Dr Nguyen Huy Nga, director of the department, said that Viet Nam had more than 13,600 hospitals and medical establishments, of which only 44 per cent had medical wastewater treatment systems.
In addition, most of the medical waste-water treatment systems at the hospitals were overloaded or in bad shape.
As a result, most waste was not treated but discharged directly into the environment, or was treated improperly.
Medical waste water often contains 20 per cent of hazardous substances that could cause disease if not treated properly.
Healthcare facilities each day discharge between 120,000 and 150,000 cubic metres of waste water and between 350 and 400 tonnes of healthcare waste, including 42 tonnes of hazardous waste, according to Nga.
“The figure is estimated to double by 2015,” he said.
Although the 10-year-old Decision No 64/2003/QD-TTg requires organisations that cause serious pollution to treat their waste, 80 hospitals still remain on the list of serious environment polluters.

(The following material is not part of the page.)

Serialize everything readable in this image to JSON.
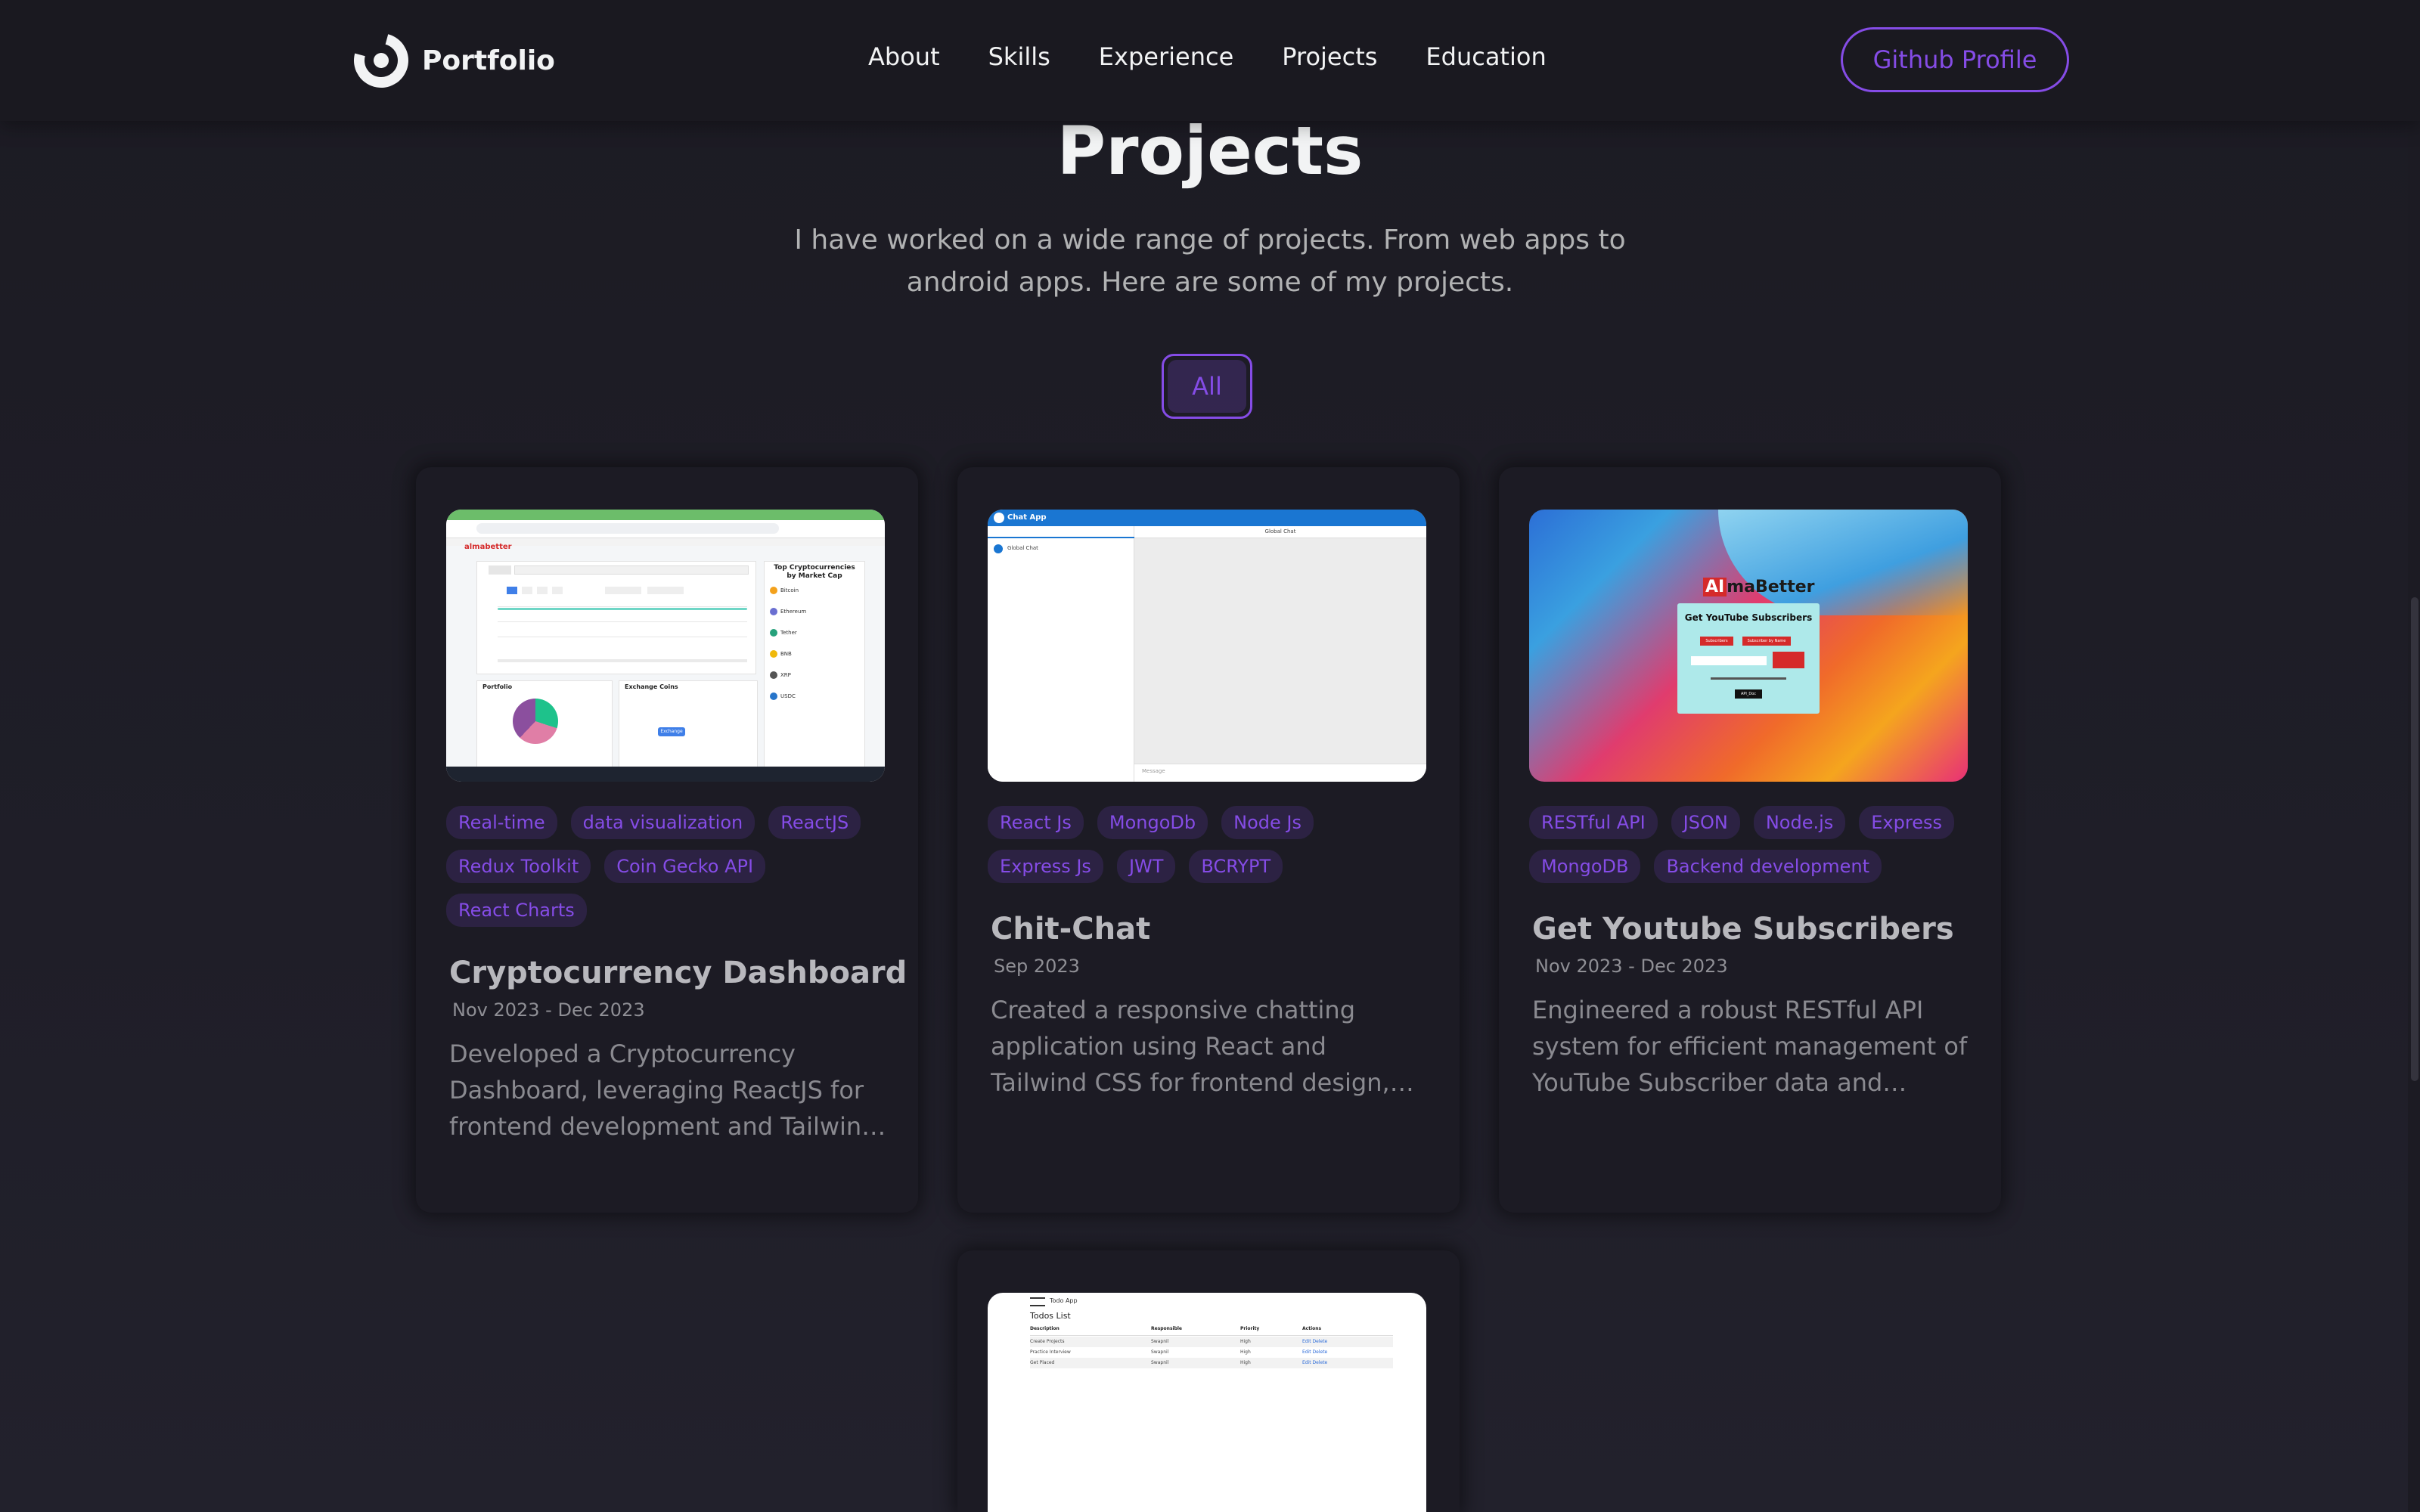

Directors of many local hospitals said that they acknowledged the importance of waste and wastewater treatment but did not have enough capital for the construction and instalment of such facilities.
In addition, other hospitals do not know how to properly treat solid waste as well as wastewater. Many of them do not have facilities to collect and classify solid waste to cut costs.
Only Ha Noi and HCM City have healthcare incinerators, while other localities treat medical waste by burying it together with daily waste.
To help Viet Nam settle its medical waste problems, the World Bank has lent US$150 million to treat medical waste water for a three-year period.
However, Nga said that Viet Nam would need capital 10 times higher than the Bank’s fund to build waste water and solid waste treatment facilities at all medical establishments nationwide.
The Government, he said, should develop a legal framework and allow healthcare experts to participate in the construction of hospitals to ensure that activities would not cause pollution.
Nga also emphasised the need to further educate medical workers, including doctors, about the importance of sorting rubbish at the source of discharge to improve environmental protection.